In one way or another, all of the men, except possibly Ametov, were actively involved in Crimean Solidarity. All are devout Muslims, educated men who played an active role in their children’s upbringing, as well as in helping others in need.
Any faint flicker of doubt that this was a systematic attack on Crimean Solidarity was dispelled on 21 May 2018 with the arrest of Server Mustafaev, one of the coordinators of Crimean Solidarity and Edem Smailov who has also been involved in the civic initiative. They are now also facing charges in this same ‘Hizb ut-Tahrir case’.

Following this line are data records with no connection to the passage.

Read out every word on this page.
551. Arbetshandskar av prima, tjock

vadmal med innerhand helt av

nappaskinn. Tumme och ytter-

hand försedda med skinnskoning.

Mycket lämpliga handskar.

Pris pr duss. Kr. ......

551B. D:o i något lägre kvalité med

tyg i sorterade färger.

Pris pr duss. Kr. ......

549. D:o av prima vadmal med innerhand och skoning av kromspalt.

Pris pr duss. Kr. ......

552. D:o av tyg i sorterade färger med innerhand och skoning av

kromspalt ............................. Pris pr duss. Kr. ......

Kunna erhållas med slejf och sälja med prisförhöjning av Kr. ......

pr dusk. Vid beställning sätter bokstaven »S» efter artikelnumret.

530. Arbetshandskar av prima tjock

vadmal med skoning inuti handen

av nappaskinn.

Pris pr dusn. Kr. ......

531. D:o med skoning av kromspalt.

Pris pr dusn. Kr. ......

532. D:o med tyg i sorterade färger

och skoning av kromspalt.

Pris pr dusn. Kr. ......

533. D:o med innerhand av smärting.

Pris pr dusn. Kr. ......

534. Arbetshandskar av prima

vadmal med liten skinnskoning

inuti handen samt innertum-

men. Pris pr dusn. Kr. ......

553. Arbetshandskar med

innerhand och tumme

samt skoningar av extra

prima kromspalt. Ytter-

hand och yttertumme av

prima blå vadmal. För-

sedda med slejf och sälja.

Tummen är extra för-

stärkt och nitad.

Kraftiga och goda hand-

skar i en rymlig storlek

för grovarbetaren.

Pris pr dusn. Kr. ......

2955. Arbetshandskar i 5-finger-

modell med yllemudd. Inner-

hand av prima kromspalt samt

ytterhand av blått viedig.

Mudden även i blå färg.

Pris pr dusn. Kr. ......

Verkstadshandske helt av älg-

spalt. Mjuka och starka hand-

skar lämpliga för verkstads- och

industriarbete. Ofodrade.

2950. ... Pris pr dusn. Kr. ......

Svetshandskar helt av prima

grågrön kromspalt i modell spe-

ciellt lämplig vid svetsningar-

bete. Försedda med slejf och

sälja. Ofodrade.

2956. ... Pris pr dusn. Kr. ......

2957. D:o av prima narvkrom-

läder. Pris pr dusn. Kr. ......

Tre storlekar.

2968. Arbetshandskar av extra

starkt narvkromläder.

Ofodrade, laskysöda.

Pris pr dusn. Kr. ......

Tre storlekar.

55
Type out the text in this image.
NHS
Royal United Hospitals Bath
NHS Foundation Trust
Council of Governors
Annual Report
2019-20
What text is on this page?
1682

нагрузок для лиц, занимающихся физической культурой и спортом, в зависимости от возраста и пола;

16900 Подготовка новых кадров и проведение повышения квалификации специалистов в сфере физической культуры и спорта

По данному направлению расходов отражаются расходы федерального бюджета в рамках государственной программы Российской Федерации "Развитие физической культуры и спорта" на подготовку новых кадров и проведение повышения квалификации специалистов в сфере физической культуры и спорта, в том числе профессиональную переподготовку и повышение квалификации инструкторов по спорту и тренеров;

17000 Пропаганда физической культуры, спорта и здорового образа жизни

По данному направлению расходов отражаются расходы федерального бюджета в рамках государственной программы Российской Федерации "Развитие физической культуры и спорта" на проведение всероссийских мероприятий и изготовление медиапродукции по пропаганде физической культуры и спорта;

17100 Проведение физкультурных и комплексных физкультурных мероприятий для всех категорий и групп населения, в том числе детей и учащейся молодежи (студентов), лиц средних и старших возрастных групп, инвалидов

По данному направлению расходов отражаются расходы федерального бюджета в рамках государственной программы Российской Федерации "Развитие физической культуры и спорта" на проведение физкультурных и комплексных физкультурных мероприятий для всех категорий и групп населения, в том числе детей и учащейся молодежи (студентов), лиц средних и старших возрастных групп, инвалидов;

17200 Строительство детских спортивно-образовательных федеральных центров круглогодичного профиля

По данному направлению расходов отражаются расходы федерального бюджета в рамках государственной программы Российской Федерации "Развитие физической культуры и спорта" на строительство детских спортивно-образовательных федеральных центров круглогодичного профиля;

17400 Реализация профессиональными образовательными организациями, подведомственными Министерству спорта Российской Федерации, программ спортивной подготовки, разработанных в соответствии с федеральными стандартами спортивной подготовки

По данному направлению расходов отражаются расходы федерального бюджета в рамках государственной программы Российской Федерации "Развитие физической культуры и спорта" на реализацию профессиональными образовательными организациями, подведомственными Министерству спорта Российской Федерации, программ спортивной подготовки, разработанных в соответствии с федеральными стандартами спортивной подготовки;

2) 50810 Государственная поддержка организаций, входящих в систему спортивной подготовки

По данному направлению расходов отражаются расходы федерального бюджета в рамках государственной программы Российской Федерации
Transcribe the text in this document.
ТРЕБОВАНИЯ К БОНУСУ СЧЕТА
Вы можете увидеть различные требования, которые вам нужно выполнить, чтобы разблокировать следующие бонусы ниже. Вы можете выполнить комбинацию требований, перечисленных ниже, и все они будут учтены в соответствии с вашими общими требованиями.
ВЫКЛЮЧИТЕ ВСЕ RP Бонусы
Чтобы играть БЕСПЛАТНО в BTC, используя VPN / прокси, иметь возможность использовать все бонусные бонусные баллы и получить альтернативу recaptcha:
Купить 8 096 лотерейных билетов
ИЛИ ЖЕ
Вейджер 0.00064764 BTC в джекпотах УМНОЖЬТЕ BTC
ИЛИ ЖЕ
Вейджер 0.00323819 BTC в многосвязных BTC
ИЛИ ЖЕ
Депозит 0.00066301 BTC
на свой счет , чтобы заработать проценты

Another Bakhchysarai Crimean Solidarity activist and civic journalist Nariman Memedeminov has been in custody since 22 March 2018. He is charged solely in connection with absolutely innocuous videos posted on YouTube in 2013, well before annexation. In the videos in question he condemns Russia for persecuting Muslims and expresses his views about the revival of the Khalifate. The FSB are claiming that this falls under Article 205.2 § 2 of Russia’s criminal code –‘public calls to carry out terrorist activities, public justification of terrorism or propaganda of terrorism’.
In each one of these cases, large contingents of masked men in camouflage gear flourishing automatic rifles have burst their way into homes where young children were asleep, often using totally unnecessary force against men who have never committed any wrongdoing and deeply traumatizing their children.